We landed at the Old Swan and walked to Billingsgate, where we took oars and moved smoothly along the river. We were entertained with the immense number and variety of ships that were lying at anchor. It was a pleasant day, and when we got clear out into the country, we were charmed with the beautiful fields on each side of the river. [. . .]

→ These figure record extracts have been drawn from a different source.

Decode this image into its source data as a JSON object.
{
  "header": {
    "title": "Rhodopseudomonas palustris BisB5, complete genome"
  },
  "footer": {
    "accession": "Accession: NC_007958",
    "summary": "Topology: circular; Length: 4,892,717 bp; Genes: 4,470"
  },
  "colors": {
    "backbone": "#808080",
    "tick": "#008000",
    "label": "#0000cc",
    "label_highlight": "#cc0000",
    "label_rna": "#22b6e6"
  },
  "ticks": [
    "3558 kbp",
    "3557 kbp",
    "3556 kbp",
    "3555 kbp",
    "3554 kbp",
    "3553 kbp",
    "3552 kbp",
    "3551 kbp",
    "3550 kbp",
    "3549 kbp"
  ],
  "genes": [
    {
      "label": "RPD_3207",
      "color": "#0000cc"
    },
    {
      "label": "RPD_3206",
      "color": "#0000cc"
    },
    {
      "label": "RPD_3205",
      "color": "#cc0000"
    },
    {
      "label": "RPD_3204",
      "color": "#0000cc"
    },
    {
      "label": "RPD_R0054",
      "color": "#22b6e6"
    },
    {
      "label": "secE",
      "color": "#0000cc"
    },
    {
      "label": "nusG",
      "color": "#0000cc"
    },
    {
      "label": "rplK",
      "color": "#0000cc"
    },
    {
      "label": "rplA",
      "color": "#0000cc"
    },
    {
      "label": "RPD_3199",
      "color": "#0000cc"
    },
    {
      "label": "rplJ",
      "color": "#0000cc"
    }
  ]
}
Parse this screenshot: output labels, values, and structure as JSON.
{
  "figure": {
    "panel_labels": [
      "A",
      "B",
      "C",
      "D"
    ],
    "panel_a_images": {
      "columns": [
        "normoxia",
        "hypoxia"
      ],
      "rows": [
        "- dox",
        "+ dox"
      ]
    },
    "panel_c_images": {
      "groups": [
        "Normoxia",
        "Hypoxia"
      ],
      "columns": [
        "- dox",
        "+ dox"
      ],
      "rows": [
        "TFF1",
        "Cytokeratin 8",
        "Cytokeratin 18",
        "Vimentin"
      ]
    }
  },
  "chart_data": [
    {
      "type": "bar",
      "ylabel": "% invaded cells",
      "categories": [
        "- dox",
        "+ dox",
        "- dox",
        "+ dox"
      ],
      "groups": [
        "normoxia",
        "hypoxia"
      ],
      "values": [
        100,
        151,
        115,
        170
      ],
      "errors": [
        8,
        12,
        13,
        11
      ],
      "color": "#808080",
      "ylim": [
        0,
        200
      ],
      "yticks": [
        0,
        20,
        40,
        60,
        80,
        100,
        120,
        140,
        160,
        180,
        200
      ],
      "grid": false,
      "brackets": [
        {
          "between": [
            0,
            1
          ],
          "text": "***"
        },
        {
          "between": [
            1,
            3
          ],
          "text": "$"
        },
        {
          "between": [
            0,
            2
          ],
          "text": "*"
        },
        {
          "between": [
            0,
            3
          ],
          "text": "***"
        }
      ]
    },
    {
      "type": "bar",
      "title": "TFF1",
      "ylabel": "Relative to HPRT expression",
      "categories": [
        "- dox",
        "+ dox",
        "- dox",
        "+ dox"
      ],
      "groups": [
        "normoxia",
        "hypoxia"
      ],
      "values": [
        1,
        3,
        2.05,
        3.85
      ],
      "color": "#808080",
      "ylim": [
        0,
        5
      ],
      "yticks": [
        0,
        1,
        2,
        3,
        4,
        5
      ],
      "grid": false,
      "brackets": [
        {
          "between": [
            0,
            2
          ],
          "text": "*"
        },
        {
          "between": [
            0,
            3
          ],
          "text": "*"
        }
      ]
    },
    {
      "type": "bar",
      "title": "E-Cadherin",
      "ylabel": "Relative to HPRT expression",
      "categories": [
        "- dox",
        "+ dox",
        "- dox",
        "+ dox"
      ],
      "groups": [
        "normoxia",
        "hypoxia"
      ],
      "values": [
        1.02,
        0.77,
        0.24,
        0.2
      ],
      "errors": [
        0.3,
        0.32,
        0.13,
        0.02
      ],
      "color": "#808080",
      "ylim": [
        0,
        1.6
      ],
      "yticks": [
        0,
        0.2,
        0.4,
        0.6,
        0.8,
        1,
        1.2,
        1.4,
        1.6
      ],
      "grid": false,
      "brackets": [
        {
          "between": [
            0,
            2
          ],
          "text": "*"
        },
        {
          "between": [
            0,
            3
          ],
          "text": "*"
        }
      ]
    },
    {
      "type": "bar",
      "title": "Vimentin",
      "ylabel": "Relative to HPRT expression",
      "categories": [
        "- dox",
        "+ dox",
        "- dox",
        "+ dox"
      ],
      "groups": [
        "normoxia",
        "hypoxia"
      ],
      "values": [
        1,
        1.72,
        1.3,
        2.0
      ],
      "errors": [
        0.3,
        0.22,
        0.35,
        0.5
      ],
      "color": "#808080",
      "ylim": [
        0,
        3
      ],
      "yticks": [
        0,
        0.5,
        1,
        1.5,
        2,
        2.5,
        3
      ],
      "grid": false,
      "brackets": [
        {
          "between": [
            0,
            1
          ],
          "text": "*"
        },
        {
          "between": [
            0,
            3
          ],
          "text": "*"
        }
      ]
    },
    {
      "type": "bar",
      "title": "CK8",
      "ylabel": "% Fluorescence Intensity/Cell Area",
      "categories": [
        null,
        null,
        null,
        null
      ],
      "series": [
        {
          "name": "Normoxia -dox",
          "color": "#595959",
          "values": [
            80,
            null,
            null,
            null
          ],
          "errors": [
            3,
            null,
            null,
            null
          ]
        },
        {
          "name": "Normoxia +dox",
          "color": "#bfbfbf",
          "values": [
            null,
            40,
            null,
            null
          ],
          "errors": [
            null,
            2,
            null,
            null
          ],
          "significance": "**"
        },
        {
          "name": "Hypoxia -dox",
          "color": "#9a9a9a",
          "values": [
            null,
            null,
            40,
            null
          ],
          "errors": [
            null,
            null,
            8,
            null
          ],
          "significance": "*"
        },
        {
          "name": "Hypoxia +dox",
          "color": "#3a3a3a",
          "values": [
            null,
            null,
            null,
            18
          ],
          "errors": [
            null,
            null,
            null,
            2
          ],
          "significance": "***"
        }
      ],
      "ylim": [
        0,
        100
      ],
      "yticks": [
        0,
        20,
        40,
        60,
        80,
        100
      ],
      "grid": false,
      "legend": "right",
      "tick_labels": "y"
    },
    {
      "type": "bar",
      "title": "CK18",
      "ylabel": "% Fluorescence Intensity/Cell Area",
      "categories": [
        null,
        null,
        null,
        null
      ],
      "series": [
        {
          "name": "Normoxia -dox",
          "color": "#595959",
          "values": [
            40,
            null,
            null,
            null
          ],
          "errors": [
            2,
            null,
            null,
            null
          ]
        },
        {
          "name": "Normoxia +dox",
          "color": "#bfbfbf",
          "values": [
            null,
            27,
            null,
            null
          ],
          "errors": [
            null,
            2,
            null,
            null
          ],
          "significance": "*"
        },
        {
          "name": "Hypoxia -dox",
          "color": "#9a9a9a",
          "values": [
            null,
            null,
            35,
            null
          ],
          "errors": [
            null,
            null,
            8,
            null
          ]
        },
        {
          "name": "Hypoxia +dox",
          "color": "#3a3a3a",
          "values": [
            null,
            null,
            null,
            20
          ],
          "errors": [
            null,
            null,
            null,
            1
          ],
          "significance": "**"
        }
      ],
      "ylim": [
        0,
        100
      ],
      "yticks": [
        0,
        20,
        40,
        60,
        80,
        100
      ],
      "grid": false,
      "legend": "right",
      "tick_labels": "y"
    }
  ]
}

When we got to Greenwich, I felt great pleasure in being at the place which Mr Johnson celebrates in his London: a Poem. I had the poem in my pocket, and read the passage on the banks of the Thames, and literally “kissed the consecrated earth.” ’
4 August 1763
‘This is now my last day in London before I set out upon my travels, and makes a very important period in my journal. Let me recollect my life since this journal began. Has it not passed like a dream? Yes, but I have been attaining a knowledge of the world. I came to town to go into the Guards. How different is my scheme now! I am upon a less pleasurable but a more rational and lasting plan. Let me pursue it with steadiness and I may be a man of dignity. My mind is strangely agitated. I am happy to think of going upon my travels and seeing the diversity of foreign parts; and yet my feeble mind shrinks somewhat at the idea of leaving Britain in so very short a time from the moment in which I now make this remark. How strange must I feel myself in foreign parts. My mind too is gloomy and dejected at the thoughts of leaving London, where I am so comfortably situated and where I have enjoyed most happiness. However, I shall be the happier for being abroad, as long as I live. Let me be manly. Let me commit myself to the care of my merciful creator.’